Als Gründer des Herrenausstatters Pelikamo ist Sebastiaan Vadasz jeden Tag mit Stilfragen konfrontiert. Mit den folgenden Grundsätzen liegt man immer richtig, wie er für finews.life schreibt.

Von Sebastiaan Vadasz, Gründer Pelikamo


Egal ob im Job oder in der Freizeit: Gerade weil klare Vorschriften immer mehr abhanden kommen, ist eine gewisse Sensibilität in Stilfragen gefragt. Italiener nennen das Gefühl «fare una brutta figura», wenn man mit einem hellen Sommeranzug zum Black-Tie Event erscheint und sich dementsprechend fehl am Platz vorkommt.

Doch bei der Kleiderwahl geht es um mehr als passend zur Situation gekleidet zu sein. Man will auch das Optimum aus sich herausholen. Diese drei Überlegungen helfen dabei fast immer:

1. Transaktional

Geht es um eine Transaktion – etwa als Dienstleister oder Verkäufer – gibt es zwei Möglichkeiten:

Man hält sich an die Vorgaben seiner Zunft

Wenn Sie als Wirtschaftsanwalt im Anzug erscheinen, entsprechen Sie zum Beispiel sicher der Erwartungshaltung Ihres Gegenübers. Sollte die Kleiderordnung unklar sein –vielleicht arbeiten Sie in der Tech-Abteilung einer Grossbank, wo sich verschiedene Kulturen überschneiden –, nehmen Sie einfach den Durchschnitt der fünf von Ihnen am meisten bewunderten Kollegen in diesem Gebiet.

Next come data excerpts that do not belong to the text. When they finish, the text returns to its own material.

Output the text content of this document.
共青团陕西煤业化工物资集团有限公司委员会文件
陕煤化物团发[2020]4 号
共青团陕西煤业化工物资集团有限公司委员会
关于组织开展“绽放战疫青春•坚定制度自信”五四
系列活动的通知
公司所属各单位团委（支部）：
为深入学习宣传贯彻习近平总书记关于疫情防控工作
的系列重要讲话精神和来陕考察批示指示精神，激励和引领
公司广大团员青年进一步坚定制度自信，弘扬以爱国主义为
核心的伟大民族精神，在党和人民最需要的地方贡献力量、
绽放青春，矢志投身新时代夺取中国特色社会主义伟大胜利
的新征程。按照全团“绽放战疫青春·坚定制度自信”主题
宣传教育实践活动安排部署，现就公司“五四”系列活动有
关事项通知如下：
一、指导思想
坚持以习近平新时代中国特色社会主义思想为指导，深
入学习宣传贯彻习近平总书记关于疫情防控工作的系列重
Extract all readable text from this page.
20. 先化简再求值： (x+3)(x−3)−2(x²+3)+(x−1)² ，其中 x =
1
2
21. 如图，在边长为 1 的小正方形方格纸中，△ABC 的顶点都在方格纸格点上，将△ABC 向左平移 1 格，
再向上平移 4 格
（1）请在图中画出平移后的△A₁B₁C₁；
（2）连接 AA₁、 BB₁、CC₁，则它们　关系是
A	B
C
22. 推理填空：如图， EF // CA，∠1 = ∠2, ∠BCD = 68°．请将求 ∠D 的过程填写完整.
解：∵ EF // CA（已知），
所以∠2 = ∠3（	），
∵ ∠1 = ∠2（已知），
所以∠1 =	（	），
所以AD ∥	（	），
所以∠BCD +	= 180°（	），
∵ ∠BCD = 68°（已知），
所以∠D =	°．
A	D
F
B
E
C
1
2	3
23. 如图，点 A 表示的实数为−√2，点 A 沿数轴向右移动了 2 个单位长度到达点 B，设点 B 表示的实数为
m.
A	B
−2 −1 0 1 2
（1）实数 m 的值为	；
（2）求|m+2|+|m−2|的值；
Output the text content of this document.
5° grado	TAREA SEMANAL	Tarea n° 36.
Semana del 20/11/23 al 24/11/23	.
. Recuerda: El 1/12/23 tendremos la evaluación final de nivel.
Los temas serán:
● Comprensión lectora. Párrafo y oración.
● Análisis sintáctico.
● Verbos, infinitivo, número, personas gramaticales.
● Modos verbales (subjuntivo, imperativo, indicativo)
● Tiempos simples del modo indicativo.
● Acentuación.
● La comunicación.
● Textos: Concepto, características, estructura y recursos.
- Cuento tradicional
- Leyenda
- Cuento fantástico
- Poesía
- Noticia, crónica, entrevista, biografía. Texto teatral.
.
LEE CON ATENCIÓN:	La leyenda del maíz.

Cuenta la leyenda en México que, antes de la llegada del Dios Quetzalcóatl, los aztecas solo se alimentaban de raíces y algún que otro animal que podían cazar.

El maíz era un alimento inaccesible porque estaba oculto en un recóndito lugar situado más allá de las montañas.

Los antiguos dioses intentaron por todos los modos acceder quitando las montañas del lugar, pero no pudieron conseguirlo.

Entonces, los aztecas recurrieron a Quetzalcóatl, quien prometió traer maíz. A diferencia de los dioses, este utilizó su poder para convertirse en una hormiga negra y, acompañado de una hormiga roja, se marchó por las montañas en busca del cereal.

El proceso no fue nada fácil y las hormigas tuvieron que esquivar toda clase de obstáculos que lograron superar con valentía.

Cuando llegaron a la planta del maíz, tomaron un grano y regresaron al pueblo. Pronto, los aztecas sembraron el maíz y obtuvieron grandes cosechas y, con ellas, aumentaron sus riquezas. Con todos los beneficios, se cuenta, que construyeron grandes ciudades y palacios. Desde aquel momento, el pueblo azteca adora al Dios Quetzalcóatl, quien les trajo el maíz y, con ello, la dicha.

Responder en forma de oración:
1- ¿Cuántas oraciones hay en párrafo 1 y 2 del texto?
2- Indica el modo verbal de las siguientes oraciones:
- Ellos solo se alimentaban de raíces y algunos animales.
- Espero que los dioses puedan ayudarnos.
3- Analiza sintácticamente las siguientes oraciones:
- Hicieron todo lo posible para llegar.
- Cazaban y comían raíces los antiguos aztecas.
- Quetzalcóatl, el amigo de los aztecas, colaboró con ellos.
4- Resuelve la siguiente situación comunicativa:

Man passt sich dem jeweiligen Gegenüber an

Als Berater kann es sein, dass Sie sowohl mit Grossfirmen wie auch Startups zu tun haben. Hier empfiehlt sich eine Kombination von Lederschnürern (keine Loafers oder Sneakers), elegante Baumwoll- oder Wollhosen (keine Jeans), Hemd und Sakko. Damit sind sie immer elegant gekleidet und können in ungezwungenen Situationen problemlos das Sakko ausziehen.

2. Relational

Jede Firma, jeder Verein, jedes Gym hat eigene ungeschriebene Gesetze. Möchten Sie in eine Gruppe aufgenommen werden, ist es empfehlenswert, auch deren Kleidergewohnheiten zu spiegeln.

Es ist bekannt, dass bei einem Jobinterview ein guter oder schlechter Stil das Zünglein an der Waage spielen kann. Dabei geht es nicht um Oberflächlichkeit, sondern um den Versuch mit wenigen vorhandenen Datenpunkten jemanden zu finden, der zur eigenen Gruppe passt. Dieser sogenannte «Affinity Bias» führt nicht unbedingt zu den besten Entscheidungen, ist aber menschlich.

Hier hilft nur Vorbereitung. Dank Linkedin und Fotos des letzten Firmenevents lässt sich leicht die vorherrschende Kleiderordnung im Haus eruieren.

3. Diagonal

Vereinzelt macht es Sinn, sich bewusst gegen die gängigen Kleidervorschriften zu entscheiden. Dies für Personen, welche aus sich eine Marke machen möchten und dafür gerne stilistisch anecken.

Gleichzeitig schwingt auch oft ein «weil ich es mir erlauben kann» mit. Hier kommen mir Origniale wie Martin Ebner, Valentin Landman oder Dieter Meier (im Bild oben) in den Sinn. Dies ist aber nur Könnern zu empfehlen.

Bei keiner Variante sollte man verkleidet wirken oder sich so fühlen. Im Zweifelsfalle ist es besser, Kompromisse eingehen oder die neuen Kleider am Wochenende so lange ausführen, bis man sich darin wohl fühlt. Dann fühlt man sich am ersten Montag im Büro wie ein Fisch im Wasser.